KARACHI: The stock market is likely to stay range-bound during the next week owing to the upcoming monetary policy decision and large trade deficit.

Analysts at Arif Habib Limited said that with the Saudi Funds expected to arrive anytime soon, the market can rebound and the Pak Rupee slide will be contained.

Keeping in view macro-economic concerns investors are expected to have a cautious approach.

Albeit, it is expected the market to be range-bound in the upcoming week.

The benchmark KSE-100 index of the Pakistan Stock Exchange (PSX) is currently trading at a PER of 4.6x (2022) compared to the Asia Pac regional average of 14.7x while offering a dividend yield of 8.8 versus 2.2 per cent offered by the region.

The market commenced on a positive note given the fall in the international oil prices amid an outbreak of the new COVID-19 variant ‘Omicron’, subsiding concerns over inflation.

Moreover, approval of the Saudi fund of $3 billion and expectation of it arriving soon kept the sentiment high. Furthermore, the government paid Rs135 billion as a second installment to the IPPs under the 1994 policy, which further boosted the momentum.
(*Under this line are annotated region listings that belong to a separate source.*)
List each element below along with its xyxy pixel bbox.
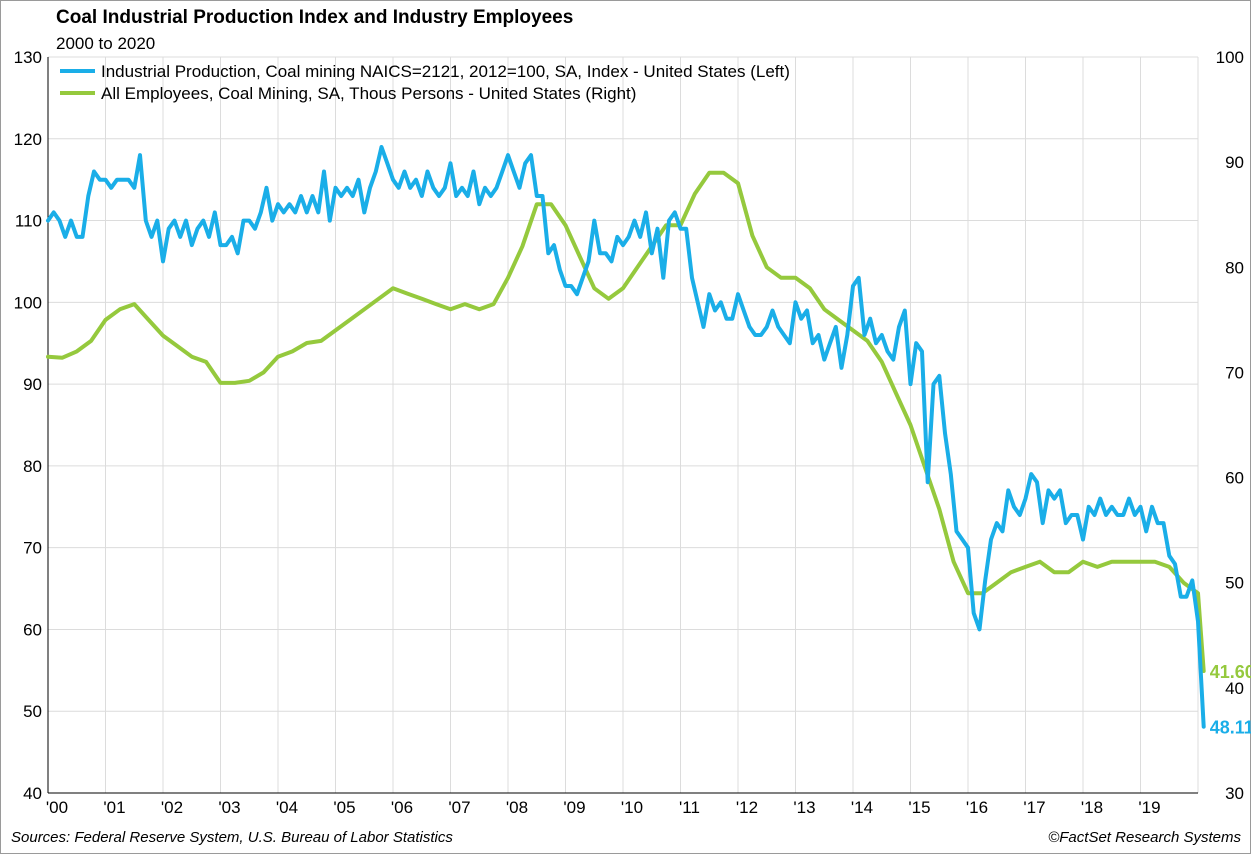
right-tick-label: 80	[1225, 258, 1244, 277]
left-tick-label: 50	[23, 702, 42, 721]
end-label-employees: 41.60	[1210, 662, 1251, 682]
x-tick-label: '00	[46, 798, 68, 817]
x-tick-label: '18	[1081, 798, 1103, 817]
gridlines	[47, 56, 1199, 794]
right-tick-label: 40	[1225, 679, 1244, 698]
x-tick-label: '07	[448, 798, 470, 817]
left-tick-label: 90	[23, 375, 42, 394]
series-line-employees	[46, 170, 1206, 673]
left-tick-label: 110	[15, 212, 42, 231]
left-tick-label: 70	[23, 539, 42, 558]
chart-subtitle: 2000 to 2020	[56, 34, 156, 53]
x-tick-label: '10	[621, 798, 643, 817]
legend-label-employees: All Employees, Coal Mining, SA, Thous Pe…	[101, 84, 636, 103]
right-tick-label: 100	[1216, 48, 1244, 67]
left-tick-label: 120	[14, 130, 42, 149]
left-tick-label: 130	[14, 48, 42, 67]
left-tick-label: 100	[14, 293, 42, 312]
x-tick-label: '13	[793, 798, 815, 817]
x-tick-label: '12	[736, 798, 758, 817]
legend: Industrial Production, Coal mining NAICS…	[60, 62, 790, 103]
legend-label-production: Industrial Production, Coal mining NAICS…	[101, 62, 790, 81]
x-tick-label: '16	[966, 798, 988, 817]
left-tick-label: 40	[23, 784, 42, 803]
x-tick-label: '15	[908, 798, 930, 817]
right-tick-label: 70	[1225, 363, 1244, 382]
x-tick-label: '09	[563, 798, 585, 817]
x-tick-label: '02	[161, 798, 183, 817]
right-tick-label: 60	[1225, 469, 1244, 488]
left-axis-ticks: 130 120 110 100 90 80 70 60 50 40	[14, 48, 42, 803]
left-tick-label: 60	[23, 620, 42, 639]
x-tick-label: '11	[679, 798, 700, 817]
chart-title: Coal Industrial Production Index and Ind…	[56, 7, 574, 28]
copyright-note: ©FactSet Research Systems	[1048, 829, 1241, 846]
x-tick-label: '08	[506, 798, 528, 817]
x-tick-label: '19	[1138, 798, 1160, 817]
right-tick-label: 30	[1225, 784, 1244, 803]
right-axis-ticks: 100 90 80 70 60 50 40 30	[1216, 48, 1244, 803]
right-tick-label: 50	[1225, 574, 1244, 593]
series-line-production	[46, 145, 1206, 729]
x-axis-ticks: '00 '01 '02 '03 '04 '05 '06 '07 '08 '09 '10 '11 '12 '…	[46, 798, 1161, 817]
right-tick-label: 90	[1225, 153, 1244, 172]
x-tick-label: '03	[218, 798, 240, 817]
left-tick-label: 80	[23, 457, 42, 476]
series-lines	[46, 145, 1206, 729]
x-tick-label: '05	[333, 798, 355, 817]
x-tick-label: '01	[103, 798, 125, 817]
x-tick-label: '06	[391, 798, 413, 817]
end-label-production: 48.11	[1210, 718, 1251, 738]
x-tick-label: '17	[1023, 798, 1045, 817]
source-note: Sources: Federal Reserve System, U.S. Bu…	[11, 829, 453, 846]
x-tick-label: '14	[851, 798, 873, 817]
end-labels: 41.60 48.11	[1210, 662, 1251, 738]
x-tick-label: '04	[276, 798, 298, 817]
In addition to this, the market was reclassified to Frontier Market during the week, which was expected to bring in foreign inflows.

However, the trade numbers released by the PBS for the month of November 2021 posted a massive jump in the imports to $8 billion (up by 94 per cent MoM) during the month, taking the trade deficit to an all-time high of $5.1 billion (up by 3x MoM) causing a bloodbath in the index (marking worst single-day fall after 20 months).
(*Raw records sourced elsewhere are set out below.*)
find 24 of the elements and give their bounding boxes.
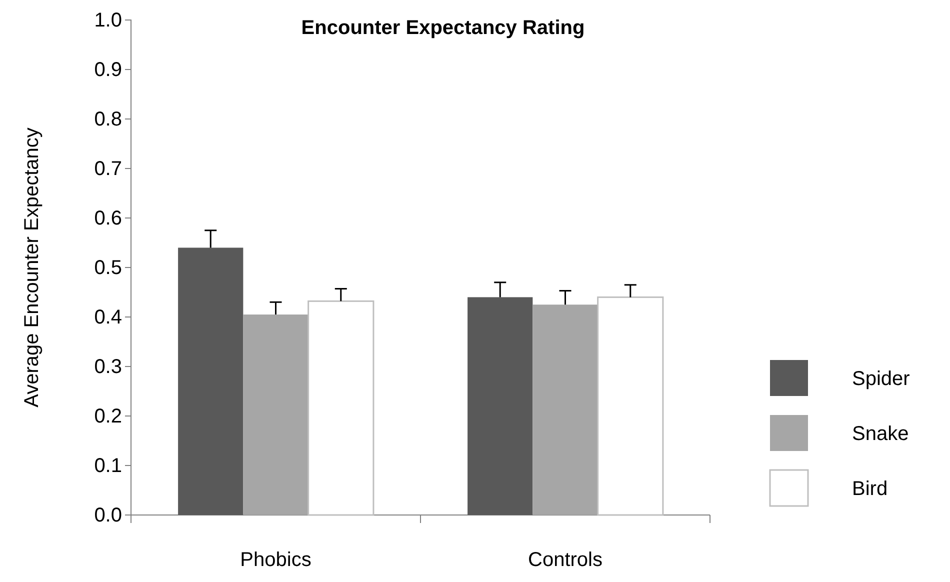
y-tick-label: 0.3 — [94, 356, 122, 378]
legend-label: Snake — [852, 423, 909, 445]
y-tick-label: 0.4 — [94, 306, 122, 328]
legend-label: Bird — [852, 478, 888, 500]
chart-title: Encounter Expectancy Rating — [301, 17, 585, 39]
bar — [243, 314, 308, 515]
bar — [308, 300, 374, 516]
bar — [468, 297, 533, 515]
bar — [178, 248, 244, 515]
y-tick-label: 0.2 — [94, 405, 122, 428]
y-tick-label: 0.6 — [94, 207, 122, 230]
y-tick-label: 0.0 — [94, 504, 122, 526]
y-tick-label: 0.7 — [94, 158, 122, 180]
x-tick-label: Controls — [528, 549, 602, 571]
y-tick-label: 0.5 — [94, 256, 122, 279]
y-tick-label: 1.0 — [94, 9, 122, 32]
y-tick-label: 0.8 — [94, 108, 122, 130]
legend-label: Spider — [852, 368, 910, 390]
y-axis-title: Average Encounter Expectancy — [21, 128, 43, 408]
bar — [532, 304, 598, 515]
x-tick-label: Phobics — [240, 549, 312, 571]
y-tick-label: 0.9 — [94, 58, 122, 81]
bar — [597, 296, 664, 516]
y-tick-label: 0.1 — [94, 454, 122, 477]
This along with a more-than-anticipated CPI figure of 11.53 per cent YoY (November 2021), created panic in the market as concerns over a massive hike started brewing up in upcoming monetary policy in December 2021.

Alongside this, Pak Rupee depreciated to an all-time low of Rs176.77, which further fueled the bearish sentiment. Albeit, the market closed at 43,233 points, losing 881 points (down by 2 per cent WoW).
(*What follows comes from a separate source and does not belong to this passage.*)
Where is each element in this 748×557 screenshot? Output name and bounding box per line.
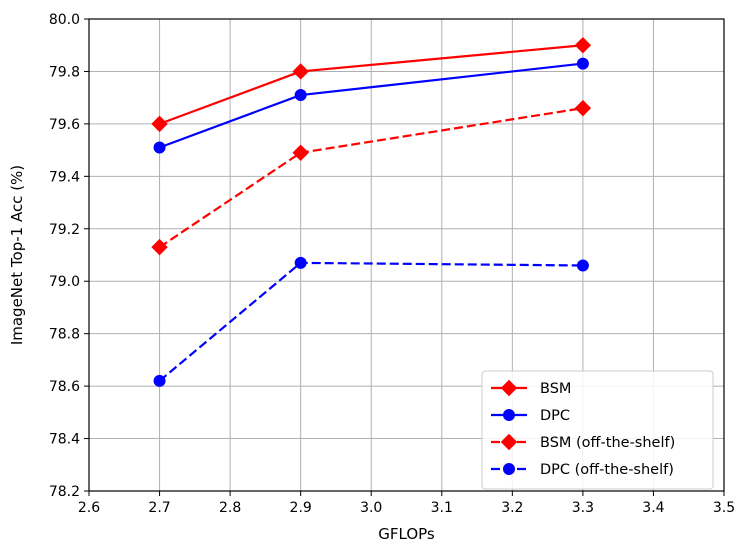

Sector-wise negative contributions came from i) Technology and Communication (198 points), ii) Cement (165 points), iii) Oil & Gas Exploration Companies (101 points), iv) Textile Composite (68 points), and v) Food & Personal Care Products (67 points). Whereas, sectors which contributed positively were i) Commercial Banks (59 points), and ii) Oil & Gas Marketing Companies (20 points). Scrip-wise negative contributors were LUCK (124 points), TRG (107 points), SYS (65 points), MARI (62 points) and POL (44 points). Meanwhile, scrip-wise positive contributions came from HBL (67 points), PSO (52 points) and UBL (40 points).

Foreign selling continued this week, clocking in at USD 62.8 million compared to a net sell of USD 39.2 million last week. Major selling was witnessed in Commercial Banks (USD 27.2 million) and Cement (USD 14.8 million). On the local front, buying was reported by Companies (USD 25.7 million) followed by Individuals (USD 16.0 million). Average volumes clocked in at 319 million shares (up by 21 per cent WoW) while average value traded settled at USD 90 million (up by 51 per cent WoW).